Because we just mentioned the Heartbleed bug, I want to create a profile that will only run that one single test.
I just need to add a suitable name to the New Profile dialog and it will appear in the profile list after clicking on the OK button.
Now you can go and check / uncheck the tests you want to include in your new profile. When you have completed that, click on the ‘Save new profile’ button.
The next time you go to your scan wizard, you will see that your custom scan profile is listed in the scanning profile list.
This makes it really easy to roll your own scan profiles based on your specific needs and situation.
Acunetix WVS – Backup Profiles
After you have tweaked Acunetix WVS just the way you want it, you might want to consider backing up the required setting files such as the scan profiles. Acunetix WVS allows you to do this by going to the Help menu and clicking on the Application Directories menu item. This will open Windows Explorer for you in the location of the Application Directories which you can then back up.
This new security technology does more than traditional web application scanning (.NET and PHP). It will indicate exactly where in your code (as in line of code) the vulnerability is and also reports debug information. AcuSensor does not require the .NET source code as it can be injected into already compiled .NET applications.
Because AcuSensor provides more information on the detected vulnerabilities, it reduces false positives. I didn’t use this technology on the web application I created above, simply because my web app was very small and I wanted to focus on a specific vulnerability.

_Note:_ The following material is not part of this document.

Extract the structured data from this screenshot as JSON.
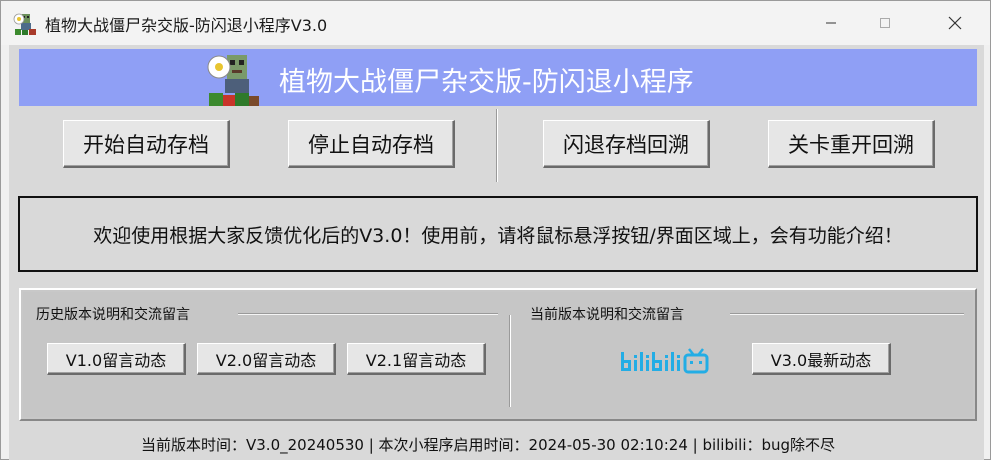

Acunetix also includes a set of manual penetration tools. These are designed for use by penetration testers but can also be used by developers to debug certain vulnerabilities. Most of these manual penetration tools can be invoked from within the scan results. I could have for example, tested the SQL Injection vulnerability using the Blind SQL Injection tool.
There is still a lot that I can write about Acunetix WVS which would make this blog post much longer than I believe it should be. There is simply just too much to write about. I hope that I have provided a broad overview of some of the stunning features that Acunetix WVS offers security professionals and developers alike. Acunetix also has an on-line vulnerability scanner in addition to the downloadable version I wrote about above. The only way to really get to grips with the product is to download a 14 day trial and give it a spin for yourself. You definitely will not be disappointed.